PerseusDL / treebank_data

Perseus Treebank Data
70 stars 45 forks source link

v.2.1 Missing @cite values in urn:cts:greekLit:tlg0012.tlg001.perseus-grc1.tb #27

Open Eumaeus opened 4 years ago

Eumaeus commented 4 years ago

The @cite attribute is empty when the token is a mark of punctuation. If punctuation is part of the Edition, it belongs to citable passages as much as any word-token.

francescomambrini commented 4 years ago

Assigning @cite attribute to punctuation would also help reconstructing the text from the treebank. So definitely +1 to that!

gcelano commented 4 years ago

I do not remember I have introduced @cite, but rather kept them if present. @balmas, was @cite assigned in Arethusa?

balmas commented 4 years ago

I don't believe this was done by Perseids or Arethusa.

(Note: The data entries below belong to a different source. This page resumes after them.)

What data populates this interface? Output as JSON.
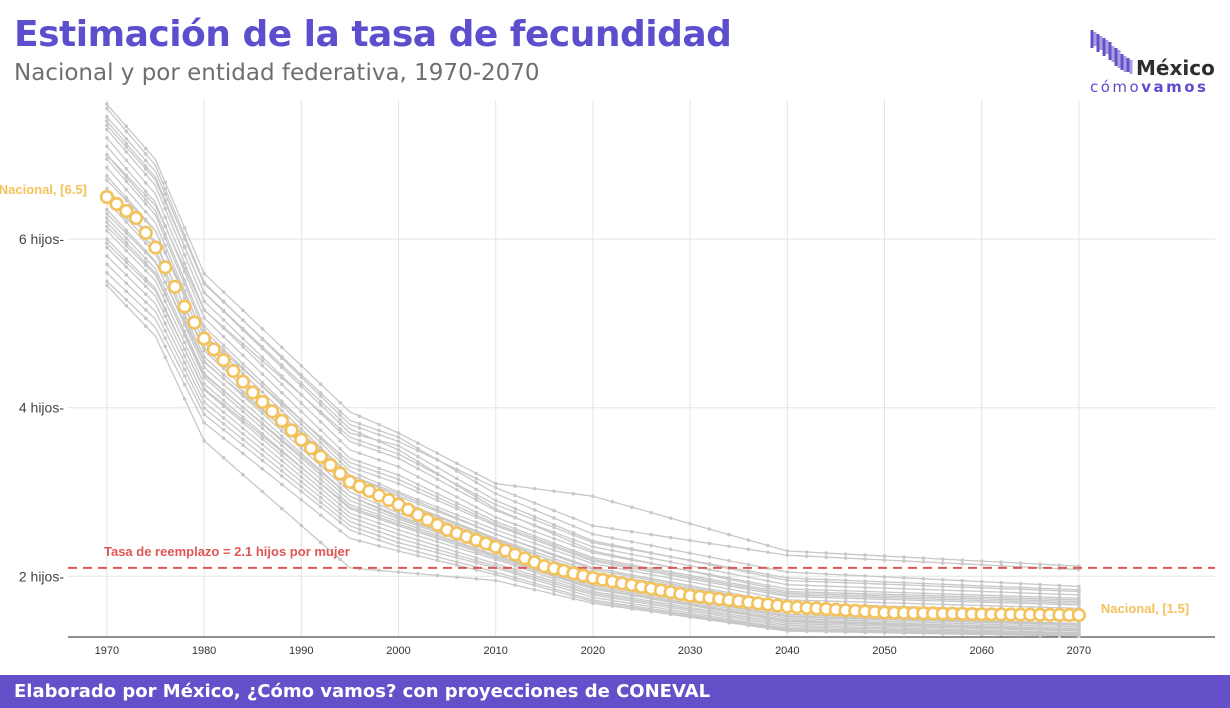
{
  "header": {
    "title": "Estimación de la tasa de fecundidad",
    "subtitle": "Nacional y por entidad federativa, 1970-2070"
  },
  "logo": {
    "brand": "México",
    "tag_light": "cómo",
    "tag_bold": "vamos"
  },
  "footer": {
    "text": "Elaborado por México, ¿Cómo vamos? con proyecciones de CONEVAL"
  },
  "chart_data": {
    "type": "line",
    "xlabel": "",
    "ylabel": "",
    "xlim": [
      1966,
      2084
    ],
    "ylim": [
      1.28,
      7.65
    ],
    "x_ticks": [
      1970,
      1980,
      1990,
      2000,
      2010,
      2020,
      2030,
      2040,
      2050,
      2060,
      2070
    ],
    "y_ticks": [
      {
        "value": 2,
        "label": "2 hijos"
      },
      {
        "value": 4,
        "label": "4 hijos"
      },
      {
        "value": 6,
        "label": "6 hijos"
      }
    ],
    "grid": true,
    "colors": {
      "national": "#f4c25b",
      "states": "#c8c8c8",
      "reference": "#e05555",
      "grid": "#e5e5e5"
    },
    "reference_line": {
      "value": 2.1,
      "label": "Tasa de reemplazo = 2.1 hijos por mujer"
    },
    "annotations": {
      "start": "Nacional, [6.5]",
      "end": "Nacional, [1.5]"
    },
    "national": {
      "name": "Nacional",
      "knots": [
        [
          1970,
          6.5
        ],
        [
          1973,
          6.25
        ],
        [
          1975,
          5.9
        ],
        [
          1978,
          5.2
        ],
        [
          1980,
          4.82
        ],
        [
          1985,
          4.18
        ],
        [
          1990,
          3.62
        ],
        [
          1995,
          3.12
        ],
        [
          2000,
          2.85
        ],
        [
          2005,
          2.55
        ],
        [
          2010,
          2.35
        ],
        [
          2015,
          2.12
        ],
        [
          2020,
          1.98
        ],
        [
          2030,
          1.77
        ],
        [
          2040,
          1.64
        ],
        [
          2050,
          1.57
        ],
        [
          2060,
          1.55
        ],
        [
          2070,
          1.54
        ]
      ]
    },
    "states": [
      {
        "start": 7.6,
        "k1995": 3.95,
        "k2000": 3.7,
        "k2010": 3.1,
        "k2020": 2.95,
        "k2040": 2.3,
        "end": 2.12
      },
      {
        "start": 7.55,
        "k1995": 3.8,
        "k2000": 3.6,
        "k2010": 3.05,
        "k2020": 2.6,
        "k2040": 2.25,
        "end": 2.08
      },
      {
        "start": 7.45,
        "k1995": 3.85,
        "k2000": 3.65,
        "k2010": 2.98,
        "k2020": 2.5,
        "k2040": 2.05,
        "end": 1.88
      },
      {
        "start": 7.4,
        "k1995": 3.7,
        "k2000": 3.55,
        "k2010": 2.9,
        "k2020": 2.42,
        "k2040": 1.95,
        "end": 1.82
      },
      {
        "start": 7.3,
        "k1995": 3.6,
        "k2000": 3.4,
        "k2010": 2.78,
        "k2020": 2.35,
        "k2040": 1.9,
        "end": 1.78
      },
      {
        "start": 7.2,
        "k1995": 3.5,
        "k2000": 3.3,
        "k2010": 2.7,
        "k2020": 2.28,
        "k2040": 1.85,
        "end": 1.74
      },
      {
        "start": 7.1,
        "k1995": 3.4,
        "k2000": 3.2,
        "k2010": 2.65,
        "k2020": 2.22,
        "k2040": 1.8,
        "end": 1.7
      },
      {
        "start": 7.0,
        "k1995": 3.3,
        "k2000": 3.1,
        "k2010": 2.6,
        "k2020": 2.18,
        "k2040": 1.76,
        "end": 1.66
      },
      {
        "start": 6.95,
        "k1995": 3.25,
        "k2000": 3.0,
        "k2010": 2.55,
        "k2020": 2.15,
        "k2040": 1.72,
        "end": 1.62
      },
      {
        "start": 6.85,
        "k1995": 3.2,
        "k2000": 2.95,
        "k2010": 2.5,
        "k2020": 2.1,
        "k2040": 1.68,
        "end": 1.58
      },
      {
        "start": 6.75,
        "k1995": 3.15,
        "k2000": 2.9,
        "k2010": 2.45,
        "k2020": 2.05,
        "k2040": 1.65,
        "end": 1.55
      },
      {
        "start": 6.6,
        "k1995": 3.1,
        "k2000": 2.85,
        "k2010": 2.42,
        "k2020": 2.02,
        "k2040": 1.62,
        "end": 1.5
      },
      {
        "start": 6.5,
        "k1995": 3.05,
        "k2000": 2.8,
        "k2010": 2.38,
        "k2020": 1.98,
        "k2040": 1.58,
        "end": 1.47
      },
      {
        "start": 6.45,
        "k1995": 3.0,
        "k2000": 2.75,
        "k2010": 2.35,
        "k2020": 1.95,
        "k2040": 1.55,
        "end": 1.44
      },
      {
        "start": 6.35,
        "k1995": 2.95,
        "k2000": 2.7,
        "k2010": 2.3,
        "k2020": 1.92,
        "k2040": 1.52,
        "end": 1.42
      },
      {
        "start": 6.25,
        "k1995": 2.9,
        "k2000": 2.68,
        "k2010": 2.28,
        "k2020": 1.9,
        "k2040": 1.5,
        "end": 1.4
      },
      {
        "start": 6.2,
        "k1995": 2.85,
        "k2000": 2.65,
        "k2010": 2.25,
        "k2020": 1.88,
        "k2040": 1.48,
        "end": 1.38
      },
      {
        "start": 6.1,
        "k1995": 2.8,
        "k2000": 2.6,
        "k2010": 2.22,
        "k2020": 1.85,
        "k2040": 1.46,
        "end": 1.36
      },
      {
        "start": 6.0,
        "k1995": 2.75,
        "k2000": 2.55,
        "k2010": 2.2,
        "k2020": 1.82,
        "k2040": 1.44,
        "end": 1.35
      },
      {
        "start": 5.9,
        "k1995": 2.7,
        "k2000": 2.5,
        "k2010": 2.15,
        "k2020": 1.8,
        "k2040": 1.42,
        "end": 1.33
      },
      {
        "start": 5.8,
        "k1995": 2.65,
        "k2000": 2.45,
        "k2010": 2.12,
        "k2020": 1.78,
        "k2040": 1.4,
        "end": 1.32
      },
      {
        "start": 5.7,
        "k1995": 2.6,
        "k2000": 2.4,
        "k2010": 2.1,
        "k2020": 1.75,
        "k2040": 1.38,
        "end": 1.31
      },
      {
        "start": 5.6,
        "k1995": 2.55,
        "k2000": 2.35,
        "k2010": 2.05,
        "k2020": 1.72,
        "k2040": 1.37,
        "end": 1.3
      },
      {
        "start": 5.5,
        "k1995": 2.45,
        "k2000": 2.3,
        "k2010": 2.02,
        "k2020": 1.7,
        "k2040": 1.36,
        "end": 1.3
      },
      {
        "start": 5.45,
        "k1995": 2.1,
        "k2000": 2.05,
        "k2010": 1.95,
        "k2020": 1.68,
        "k2040": 1.35,
        "end": 1.29
      },
      {
        "start": 7.0,
        "k1995": 3.65,
        "k2000": 3.45,
        "k2010": 2.85,
        "k2020": 2.4,
        "k2040": 1.98,
        "end": 1.84
      },
      {
        "start": 6.7,
        "k1995": 3.35,
        "k2000": 3.15,
        "k2010": 2.62,
        "k2020": 2.2,
        "k2040": 1.78,
        "end": 1.68
      },
      {
        "start": 6.3,
        "k1995": 3.1,
        "k2000": 2.88,
        "k2010": 2.44,
        "k2020": 2.0,
        "k2040": 1.6,
        "end": 1.49
      },
      {
        "start": 5.95,
        "k1995": 2.82,
        "k2000": 2.62,
        "k2010": 2.24,
        "k2020": 1.86,
        "k2040": 1.47,
        "end": 1.37
      },
      {
        "start": 7.35,
        "k1995": 3.75,
        "k2000": 3.5,
        "k2010": 2.8,
        "k2020": 2.3,
        "k2040": 1.82,
        "end": 1.72
      },
      {
        "start": 6.55,
        "k1995": 3.2,
        "k2000": 2.98,
        "k2010": 2.5,
        "k2020": 2.08,
        "k2040": 1.66,
        "end": 1.56
      },
      {
        "start": 6.15,
        "k1995": 2.95,
        "k2000": 2.72,
        "k2010": 2.3,
        "k2020": 1.93,
        "k2040": 1.53,
        "end": 1.43
      }
    ]
  }
}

At least I can't find any reference to it in the code.

gcelano commented 4 years ago

In any case, yes, cts should also be applied to punctuation marks. This is what I am doing:

https://git.informatik.uni-leipzig.de/celano/latinnlp/-/tree/master/temporary

Is there any new reference style for cite? It can be inferred from, for example:

https://git.informatik.uni-leipzig.de/celano/latinnlp/-/blob/master/temporary/phi0588.abo005.perseus-lat2/phi0588.abo005.perseus-lat2.tok01.xml

but this can be transformed into something more easily readable.